Le bruit de l'eau courante s'y fit plus fort, comme si un ruisseau coulait de l'autre côté du mur de gauche. De loin en loin, une large marche se dessinait, basse et plate, dallée de schiste comme tout le long couloir dans lequel s'échelonnaient des tas réguliers de décombres.

Soudain, une lumière jaune brilla, celle de deux torches fichées dans le mur, et, sous cet éclairage, Catherine vit deux moines armés de pelles et de pioches qui, les manches retroussées, attaquaient vigoureusement un éboulis rocheux qui obstruait complètement le souterrain.

À l'aide d'une brouette, ils déblayaient au fur et à mesure et formaient d'autres tas. Cette fois, l'abbé n'attendit pas que sa compagne posât des questions. Il s'arrêta et, lui désignant les travailleurs, il expliqua :

Ce souterrain, dit-il, reliait jadis l'abbaye à l'ancien château des Montsalvy, au Puy de l'Arbre. Il débouchait sous la chapelle par un mécanisme semblable à ceux qui commandent la dalle du cloître et l'ouverture du pilier. Mais quand les troupes royales ont détruit et brûlé le château, il y a quatre ans, tout s'est brisé et les décombres ont en partie obstrué le souterrain. Mes frères sont, vous le voyez, occupés à l'ouvrir de nouveau. C'est par là que vous quitterez la ville, très prochainement, je l'espère, car nous sommes presque au bout : la nuit prochaine, peut-être, ou celle d'après. Il faut faire vite. Un instant, Catherine contempla en silence les hommes au travail. L'un d'eux était le frère Anthime, le trésorier du monastère qu'elle connaissait bien.

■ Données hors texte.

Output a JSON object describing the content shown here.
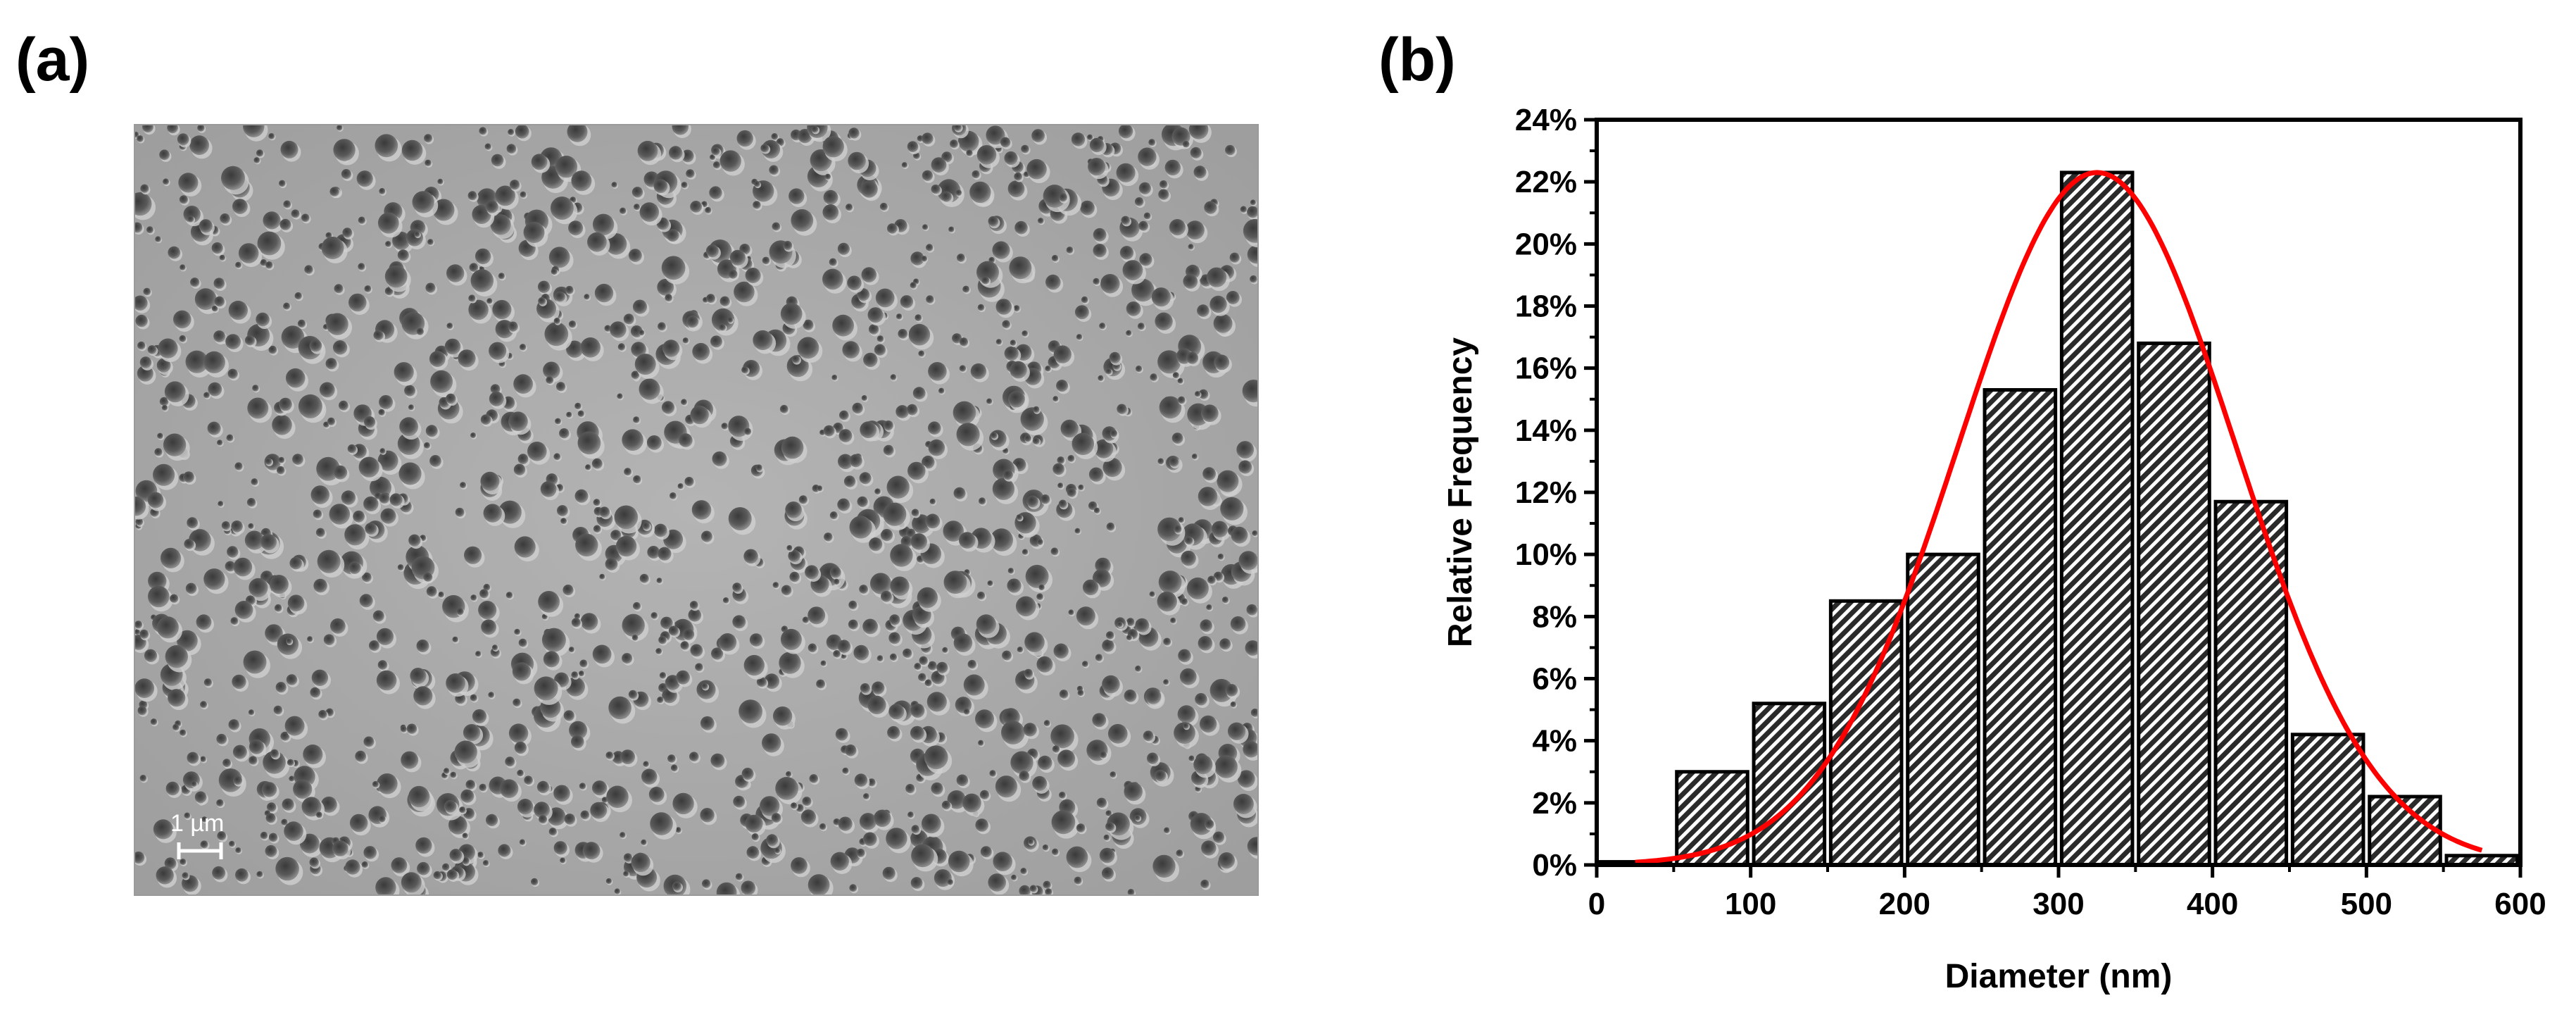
{
  "panels": {
    "a_label": "(a)",
    "b_label": "(b)"
  },
  "micrograph": {
    "scale_bar_label": "1 µm"
  },
  "chart_data": {
    "type": "bar",
    "title": "",
    "xlabel": "Diameter (nm)",
    "ylabel": "Relative Frequency",
    "xlim": [
      0,
      600
    ],
    "ylim": [
      0,
      24
    ],
    "x_ticks": [
      0,
      100,
      200,
      300,
      400,
      500,
      600
    ],
    "y_ticks": [
      0,
      2,
      4,
      6,
      8,
      10,
      12,
      14,
      16,
      18,
      20,
      22,
      24
    ],
    "y_tick_suffix": "%",
    "grid": false,
    "legend": "none",
    "bin_width": 50,
    "bins": [
      25,
      75,
      125,
      175,
      225,
      275,
      325,
      375,
      425,
      475,
      525,
      575
    ],
    "values": [
      0.1,
      3.0,
      5.2,
      8.5,
      10.0,
      15.3,
      22.3,
      16.8,
      11.7,
      4.2,
      2.2,
      0.3
    ],
    "fit_curve": {
      "type": "gaussian",
      "center": 325,
      "sigma": 90,
      "amplitude": 22.3,
      "x_range": [
        25,
        575
      ]
    },
    "colors": {
      "bar_fill": "#2a2a2a",
      "bar_hatch": "#ffffff",
      "fit_line": "#ff0000"
    }
  }
}
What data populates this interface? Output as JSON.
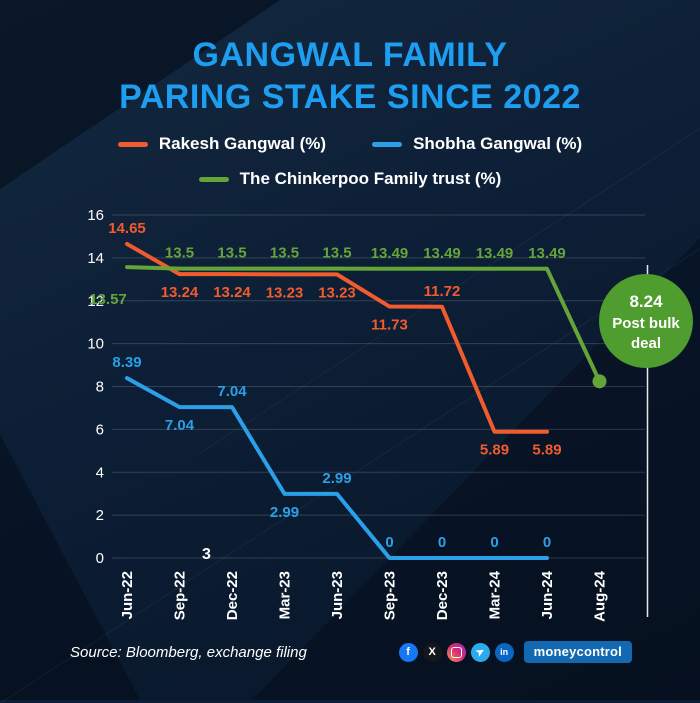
{
  "title": {
    "line1": "GANGWAL FAMILY",
    "line2": "PARING STAKE SINCE 2022"
  },
  "colors": {
    "title_accent": "#1d9ef0",
    "background": "#0c1e35",
    "rakesh_orange": "#f25b2d",
    "shobha_blue": "#2ba0e8",
    "chinkerpoo_green": "#65a438",
    "badge_green": "#4f9d2e"
  },
  "stray_label": "3",
  "chart_data": {
    "type": "line",
    "categories": [
      "Jun-22",
      "Sep-22",
      "Dec-22",
      "Mar-23",
      "Jun-23",
      "Sep-23",
      "Dec-23",
      "Mar-24",
      "Jun-24",
      "Aug-24"
    ],
    "ylim": [
      0,
      16
    ],
    "yticks": [
      0,
      2,
      4,
      6,
      8,
      10,
      12,
      14,
      16
    ],
    "grid": "horizontal",
    "legend_position": "top",
    "series": [
      {
        "name": "Rakesh Gangwal (%)",
        "color": "#f25b2d",
        "values": [
          14.65,
          13.24,
          13.24,
          13.23,
          13.23,
          11.73,
          11.72,
          5.89,
          5.89,
          null
        ],
        "labels": [
          "14.65",
          "13.24",
          "13.24",
          "13.23",
          "13.23",
          "11.73",
          "11.72",
          "5.89",
          "5.89",
          ""
        ],
        "label_pos": [
          "above",
          "below",
          "below",
          "below",
          "below",
          "below",
          "above",
          "below",
          "below",
          "none"
        ],
        "end_dot": false
      },
      {
        "name": "Shobha Gangwal (%)",
        "color": "#2ba0e8",
        "values": [
          8.39,
          7.04,
          7.04,
          2.99,
          2.99,
          0,
          0,
          0,
          0,
          null
        ],
        "labels": [
          "8.39",
          "7.04",
          "7.04",
          "2.99",
          "2.99",
          "0",
          "0",
          "0",
          "0",
          ""
        ],
        "label_pos": [
          "above",
          "below",
          "above",
          "below",
          "above",
          "above",
          "above",
          "above",
          "above",
          "none"
        ],
        "end_dot": false
      },
      {
        "name": "The Chinkerpoo Family trust (%)",
        "color": "#65a438",
        "values": [
          13.57,
          13.5,
          13.5,
          13.5,
          13.5,
          13.49,
          13.49,
          13.49,
          13.49,
          8.24
        ],
        "labels": [
          "13.57",
          "13.5",
          "13.5",
          "13.5",
          "13.5",
          "13.49",
          "13.49",
          "13.49",
          "13.49",
          ""
        ],
        "label_pos": [
          "below-left",
          "above",
          "above",
          "above",
          "above",
          "above",
          "above",
          "above",
          "above",
          "none"
        ],
        "end_dot": true
      }
    ],
    "annotation": {
      "lines": [
        "8.24",
        "Post bulk",
        "deal"
      ],
      "color": "#4f9d2e",
      "attached_category": "Aug-24"
    }
  },
  "footer": {
    "source": "Source: Bloomberg, exchange filing",
    "logo_text": "moneycontrol",
    "social": [
      {
        "name": "facebook-icon",
        "cls": "fb",
        "glyph": "f"
      },
      {
        "name": "x-icon",
        "cls": "x",
        "glyph": "X"
      },
      {
        "name": "instagram-icon",
        "cls": "ig",
        "glyph": ""
      },
      {
        "name": "telegram-icon",
        "cls": "tg",
        "glyph": "➤"
      },
      {
        "name": "linkedin-icon",
        "cls": "li",
        "glyph": "in"
      }
    ]
  }
}
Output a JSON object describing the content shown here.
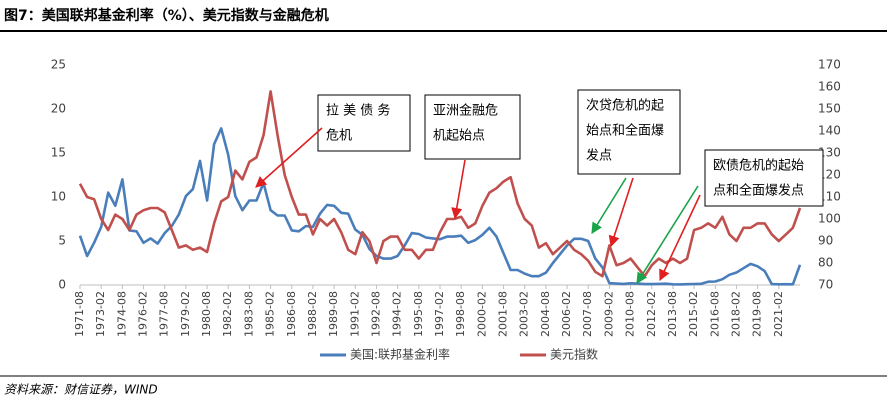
{
  "chart_data": {
    "type": "line",
    "title": "图7：美国联邦基金利率（%）、美元指数与金融危机",
    "source": "资料来源：财信证券，WIND",
    "categories": [
      "1971-08",
      null,
      null,
      "1973-02",
      null,
      null,
      "1974-08",
      null,
      null,
      "1976-02",
      null,
      null,
      "1977-08",
      null,
      null,
      "1979-02",
      null,
      null,
      "1980-08",
      null,
      null,
      "1982-02",
      null,
      null,
      "1983-08",
      null,
      null,
      "1985-02",
      null,
      null,
      "1986-08",
      null,
      null,
      "1988-02",
      null,
      null,
      "1989-08",
      null,
      null,
      "1991-02",
      null,
      null,
      "1992-08",
      null,
      null,
      "1994-02",
      null,
      null,
      "1995-08",
      null,
      null,
      "1997-02",
      null,
      null,
      "1998-08",
      null,
      null,
      "2000-02",
      null,
      null,
      "2001-08",
      null,
      null,
      "2003-02",
      null,
      null,
      "2004-08",
      null,
      null,
      "2006-02",
      null,
      null,
      "2007-08",
      null,
      null,
      "2009-02",
      null,
      null,
      "2010-08",
      null,
      null,
      "2012-02",
      null,
      null,
      "2013-08",
      null,
      null,
      "2015-02",
      null,
      null,
      "2016-08",
      null,
      null,
      "2018-02",
      null,
      null,
      "2019-08",
      null,
      null,
      "2021-02",
      null,
      null,
      null
    ],
    "series": [
      {
        "name": "美国:联邦基金利率",
        "color": "#4a7ebb",
        "values": [
          5.6,
          3.3,
          4.8,
          6.6,
          10.5,
          9.0,
          12.0,
          6.2,
          6.1,
          4.8,
          5.3,
          4.7,
          5.9,
          6.7,
          8.0,
          10.1,
          10.9,
          14.1,
          9.6,
          16.0,
          17.8,
          14.8,
          10.1,
          8.5,
          9.6,
          9.6,
          11.6,
          8.5,
          7.9,
          7.9,
          6.2,
          6.1,
          6.7,
          6.6,
          8.1,
          9.1,
          9.0,
          8.2,
          8.1,
          6.3,
          5.7,
          4.1,
          3.3,
          3.0,
          3.0,
          3.3,
          4.5,
          5.9,
          5.8,
          5.4,
          5.3,
          5.2,
          5.5,
          5.5,
          5.6,
          4.8,
          5.1,
          5.7,
          6.5,
          5.5,
          3.6,
          1.7,
          1.7,
          1.3,
          1.0,
          1.0,
          1.4,
          2.5,
          3.5,
          4.5,
          5.25,
          5.25,
          5.0,
          3.0,
          2.0,
          0.2,
          0.16,
          0.13,
          0.19,
          0.16,
          0.1,
          0.1,
          0.13,
          0.15,
          0.08,
          0.07,
          0.09,
          0.11,
          0.14,
          0.38,
          0.4,
          0.66,
          1.16,
          1.42,
          1.91,
          2.4,
          2.13,
          1.58,
          0.1,
          0.08,
          0.09,
          0.08,
          2.3
        ]
      },
      {
        "name": "美元指数",
        "color": "#c0504d",
        "axis": "y2",
        "values": [
          116,
          110,
          109,
          100,
          95,
          102,
          100,
          95,
          102,
          104,
          105,
          105,
          103,
          95,
          87,
          88,
          86,
          87,
          85,
          98,
          108,
          110,
          122,
          118,
          126,
          128,
          138,
          158,
          138,
          120,
          110,
          102,
          102,
          93,
          100,
          97,
          100,
          94,
          86,
          84,
          94,
          90,
          80,
          90,
          92,
          92,
          86,
          86,
          82,
          86,
          86,
          94,
          100,
          100,
          101,
          96,
          98,
          106,
          112,
          114,
          117,
          119,
          107,
          100,
          97,
          87,
          89,
          84,
          87,
          90,
          86,
          84,
          81,
          76,
          74,
          88,
          79,
          80,
          82,
          78,
          74,
          79,
          82,
          80,
          82,
          80,
          82,
          95,
          96,
          98,
          96,
          101,
          93,
          90,
          96,
          96,
          98,
          98,
          93,
          90,
          93,
          96,
          105
        ]
      }
    ],
    "ylim": [
      0,
      25
    ],
    "yticks": [
      0,
      5,
      10,
      15,
      20,
      25
    ],
    "y2lim": [
      70,
      170
    ],
    "y2ticks": [
      70,
      80,
      90,
      100,
      110,
      120,
      130,
      140,
      150,
      160,
      170
    ],
    "legend": "bottom",
    "annotations": [
      {
        "lines": [
          "拉 美 债 务",
          "危机"
        ]
      },
      {
        "lines": [
          "亚洲金融危",
          "机起始点"
        ]
      },
      {
        "lines": [
          "次贷危机的起",
          "始点和全面爆",
          "发点"
        ]
      },
      {
        "lines": [
          "欧债危机的起始",
          "点和全面爆发点"
        ]
      }
    ]
  }
}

L'autre était le frère Joseph : c'était sans doute le plus vigoureux et le plus doux des moines... mais il était sourd et muet.

— Le frère Joseph ! murmura-t-elle. C'est à cause de son infirmité que vous l'avez choisi ? A cause du secret ?

— Oui. Quant au frère Anthime, il me succédera, si Dieu lui prête vie, à la tête de l'abbaye. Je pouvais le lui révéler. D'ailleurs, il est de la race des martyrs qui, même dans les tourments, ne parlent jamais.

La jeune femme hocha la tête.

— Je comprends ! dit-elle. Mais une chose m'inquiète, cependant.